CATL is aiming to build a recycling factory for battery materials in the central Chinese province of Hubei. Specifically, the group is planning a joint venture with the company Hubei Yihua Chemical Industry to recycle materials such as cobalt and lithium from used batteries of electric vehicles.
According to information from Reuters, the Chinese battery cell manufacturer estimates the investment in the planned factory at up to 32 billion yuan, the equivalent of around 4.3 billion euros. An engagement in the recycling sector is relatively new for CATL. According to the news agency, among other things, new standards and guidelines formulated by the Chinese government to promote battery recycling and to save materials probably played a role in CATL’s investment decision.
CATL is known to be one of the world’s leading manufacturers of battery cells for electric cars. The group’s success is mainly due to its strong position in the domestic market. According to information from the beginning of the year, CATL wants to defend this position by massively expanding its production capacities – specifically, it is talking about an increase in output to 230 GWh of battery cells this year and to 1,200 GWh in 2025, with the following intermediate steps: 380 GWh (2022), 540 GWh (2023) and 830 GWh (2024).
The expansion of production capacity is to be accompanied by expansion to Japan, Indonesia, the USA and Europe, with Germany playing a key role in the European market. The background to this is the construction of CATL’s first production facility outside China, which started in Erfurt.
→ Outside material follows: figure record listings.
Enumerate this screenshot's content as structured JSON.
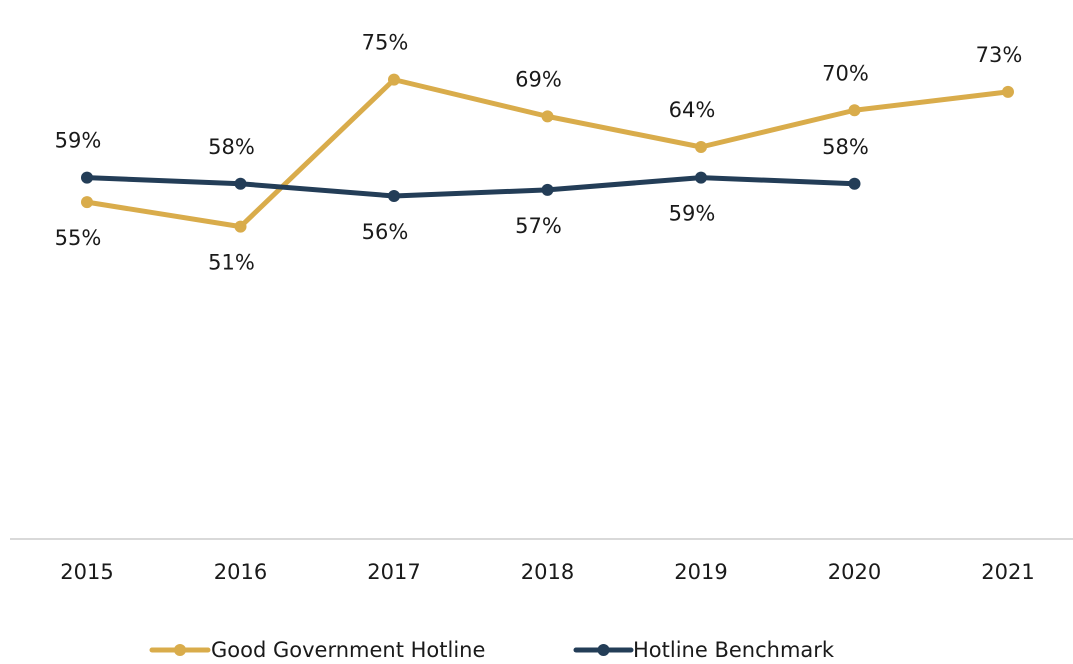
{
  "chart_data": {
    "type": "line",
    "x": [
      "2015",
      "2016",
      "2017",
      "2018",
      "2019",
      "2020",
      "2021"
    ],
    "series": [
      {
        "name": "Good Government Hotline",
        "color": "#D9AC4B",
        "values": [
          55,
          51,
          75,
          69,
          64,
          70,
          73
        ],
        "labels": [
          "55%",
          "51%",
          "75%",
          "69%",
          "64%",
          "70%",
          "73%"
        ],
        "label_positions": [
          "below",
          "below",
          "above",
          "above",
          "above",
          "above",
          "above"
        ]
      },
      {
        "name": "Hotline Benchmark",
        "color": "#233D57",
        "values": [
          59,
          58,
          56,
          57,
          59,
          58,
          null
        ],
        "labels": [
          "59%",
          "58%",
          "56%",
          "57%",
          "59%",
          "58%",
          null
        ],
        "label_positions": [
          "above",
          "above",
          "below",
          "below",
          "below",
          "above",
          null
        ]
      }
    ],
    "ylim": [
      0,
      80
    ],
    "value_unit": "%",
    "grid": false,
    "legend_position": "bottom",
    "axis_line_color": "#D9D9D9"
  }
}
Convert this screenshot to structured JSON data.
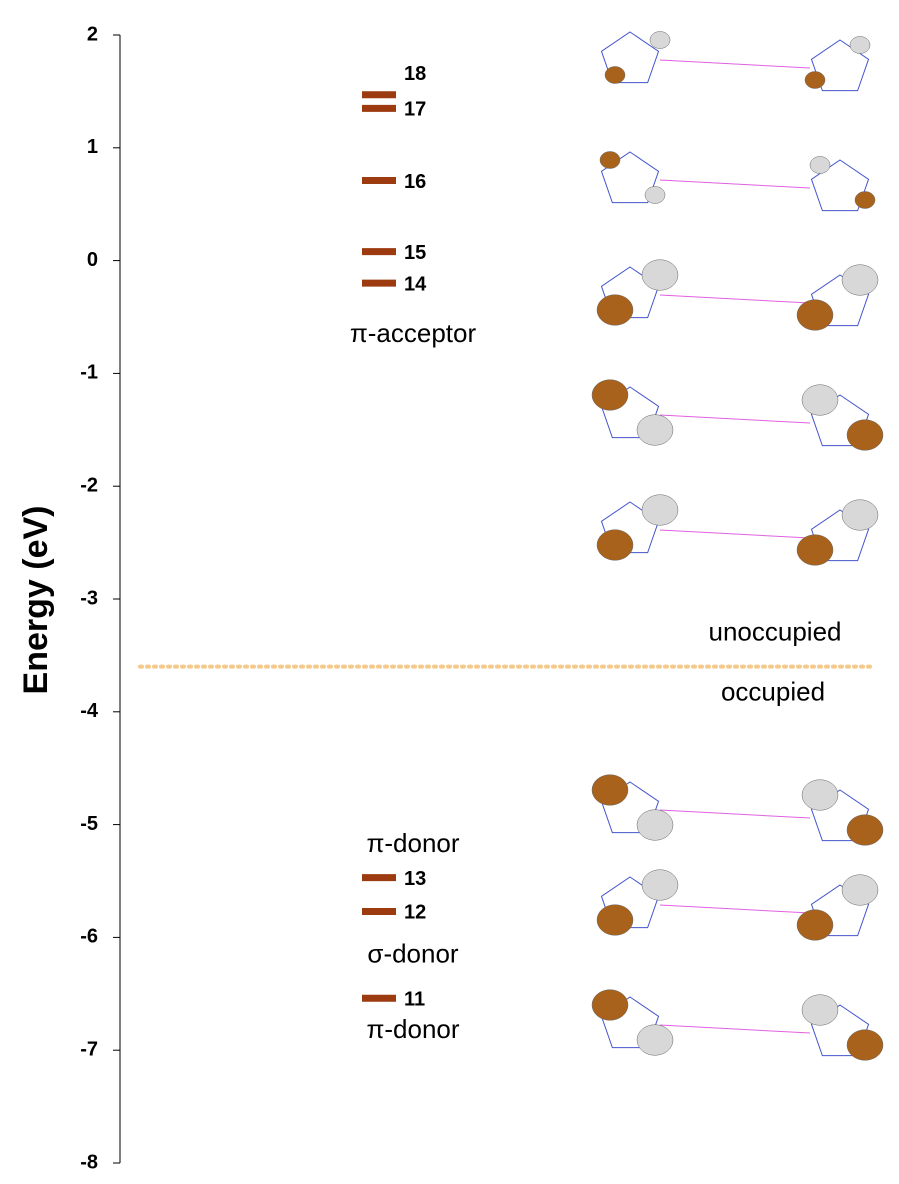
{
  "chart_data": {
    "type": "levels",
    "ylabel": "Energy (eV)",
    "ylim": [
      -8,
      2
    ],
    "yticks": [
      -8,
      -7,
      -6,
      -5,
      -4,
      -3,
      -2,
      -1,
      0,
      1,
      2
    ],
    "color": "#9c3a10",
    "levels": [
      {
        "name": "18",
        "value": 1.47
      },
      {
        "name": "17",
        "value": 1.35
      },
      {
        "name": "16",
        "value": 0.71
      },
      {
        "name": "15",
        "value": 0.08
      },
      {
        "name": "14",
        "value": -0.2
      },
      {
        "name": "13",
        "value": -5.47
      },
      {
        "name": "12",
        "value": -5.77
      },
      {
        "name": "11",
        "value": -6.54
      }
    ],
    "annotations": [
      {
        "text": "π-acceptor",
        "value": -0.66
      },
      {
        "text": "π-donor",
        "value": -5.18
      },
      {
        "text": "σ-donor",
        "value": -6.16
      },
      {
        "text": "π-donor",
        "value": -6.83
      }
    ],
    "separator": {
      "value": -3.6,
      "above_label": "unoccupied",
      "below_label": "occupied",
      "color": "#f5c98a"
    }
  }
}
The groundbreaking ceremony took place there in October 2019, and completion is planned for 2022. The battery cells produced there will be supplied to BMW and Volkswagen, among others.
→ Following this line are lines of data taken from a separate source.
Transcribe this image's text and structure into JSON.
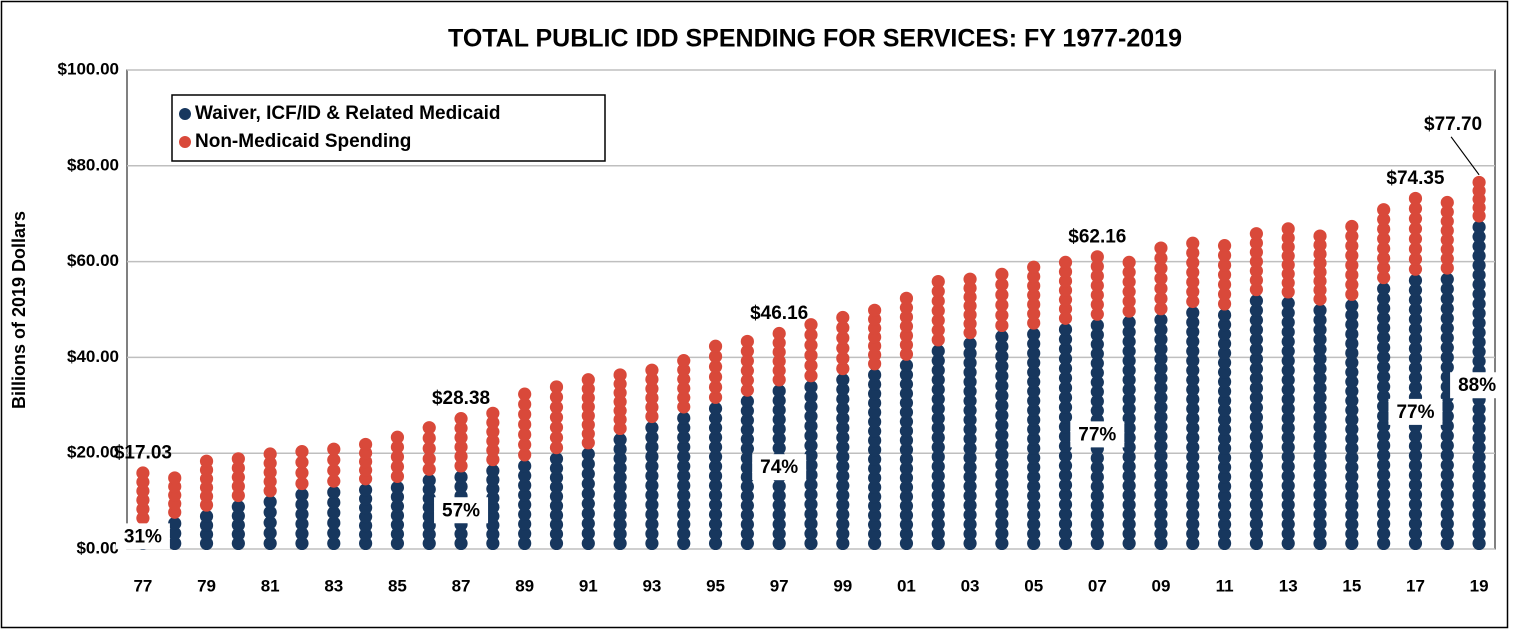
{
  "chart_data": {
    "type": "dot-stacked-bar",
    "title": "TOTAL PUBLIC IDD SPENDING FOR SERVICES: FY 1977-2019",
    "y_label": "Billions of 2019 Dollars",
    "categories": [
      "77",
      null,
      "79",
      null,
      "81",
      null,
      "83",
      null,
      "85",
      null,
      "87",
      null,
      "89",
      null,
      "91",
      null,
      "93",
      null,
      "95",
      null,
      "97",
      null,
      "99",
      null,
      "01",
      null,
      "03",
      null,
      "05",
      null,
      "07",
      null,
      "09",
      null,
      "11",
      null,
      "13",
      null,
      "15",
      null,
      "17",
      null,
      "19"
    ],
    "series": [
      {
        "name": "Waiver, ICF/ID & Related Medicaid",
        "color": "#17375e",
        "values": [
          5.28,
          6.5,
          8,
          10,
          11,
          12.5,
          13,
          13.5,
          14,
          15.5,
          16.18,
          17.5,
          18.5,
          20,
          21,
          24,
          26.5,
          28.5,
          30.5,
          32,
          34.16,
          35,
          36.5,
          37.5,
          39.5,
          42.5,
          44,
          45.5,
          46,
          47,
          47.86,
          48.5,
          49,
          50.5,
          50,
          53,
          52.5,
          51,
          52,
          55.5,
          57.25,
          57.5,
          68.38
        ]
      },
      {
        "name": "Non-Medicaid Spending",
        "color": "#d9493a",
        "values": [
          11.75,
          9.5,
          11.5,
          10,
          10,
          9,
          9,
          9.5,
          10.5,
          11,
          12.2,
          12,
          15,
          15,
          15.5,
          13.5,
          12,
          12,
          13,
          12.5,
          12,
          13,
          13,
          13.5,
          14,
          14.5,
          13.5,
          13,
          14,
          14,
          14.3,
          12.5,
          15,
          14.5,
          14.5,
          14,
          15.5,
          15.5,
          16.5,
          16.5,
          17.1,
          16,
          9.32
        ]
      }
    ],
    "total_labels": [
      "$17.03",
      null,
      null,
      null,
      null,
      null,
      null,
      null,
      null,
      null,
      "$28.38",
      null,
      null,
      null,
      null,
      null,
      null,
      null,
      null,
      null,
      "$46.16",
      null,
      null,
      null,
      null,
      null,
      null,
      null,
      null,
      null,
      "$62.16",
      null,
      null,
      null,
      null,
      null,
      null,
      null,
      null,
      null,
      "$74.35",
      null,
      "$77.70"
    ],
    "share_labels": [
      "31%",
      null,
      null,
      null,
      null,
      null,
      null,
      null,
      null,
      null,
      "57%",
      null,
      null,
      null,
      null,
      null,
      null,
      null,
      null,
      null,
      "74%",
      null,
      null,
      null,
      null,
      null,
      null,
      null,
      null,
      null,
      "77%",
      null,
      null,
      null,
      null,
      null,
      null,
      null,
      null,
      null,
      "77%",
      null,
      "88%"
    ],
    "ylim": [
      0,
      100
    ],
    "yticks": [
      {
        "value": 0,
        "label": "$0.00"
      },
      {
        "value": 20,
        "label": "$20.00"
      },
      {
        "value": 40,
        "label": "$40.00"
      },
      {
        "value": 60,
        "label": "$60.00"
      },
      {
        "value": 80,
        "label": "$80.00"
      },
      {
        "value": 100,
        "label": "$100.00"
      }
    ],
    "grid": true,
    "legend": "upper left"
  }
}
CATL recently acquired the Canadian mining company Millennial Lithium to secure raw materials for production. The takeover of the lithium producer is only the latest example of a series of investments that CATL has made in recent times to expand its supply chain vertically. The battery maker recently bought stakes in Neo Lithium Corp, also a Canadian company, Greenland’s North American Nickel and Australia’s Pilbara Minerals, among others. Since April, a CATL subsidiary has also held a stake in China Molybdenum’s Kisanfu mine, a cobalt site in the Democratic Republic of Congo.
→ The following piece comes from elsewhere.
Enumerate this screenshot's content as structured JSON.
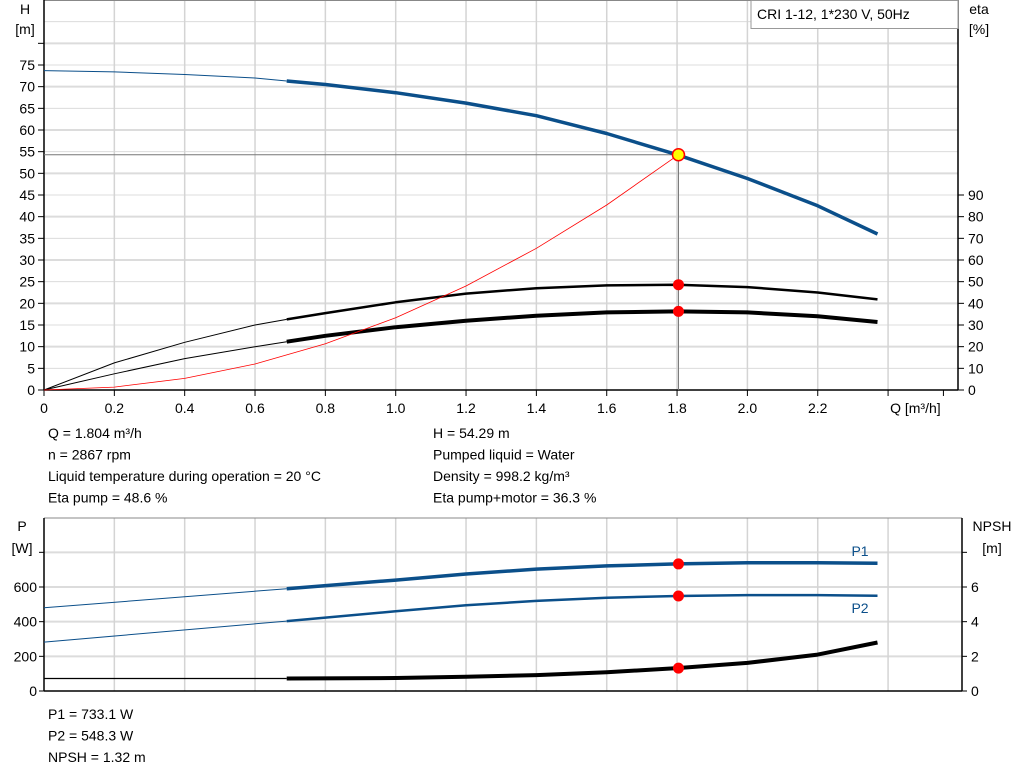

With the construction of a recycling factory, CATL is now apparently also focusing on secondary raw materials, which are recycled and reprocessed from discarded electric car batteries. This is also evidenced by a recently concluded strategic partnership with BASF, which focuses on solutions for cathode materials and battery recycling – especially for the CATL plant under construction near Erfurt. As early as 2020, CATL also agreed on a cooperation with Honda, which among other things involved discussing recycling and second-life approaches. So far, however, these have been rather selective forays in this direction. With the recycling plant in China, CATL seems to want to put its recycling commitment on a broader footing.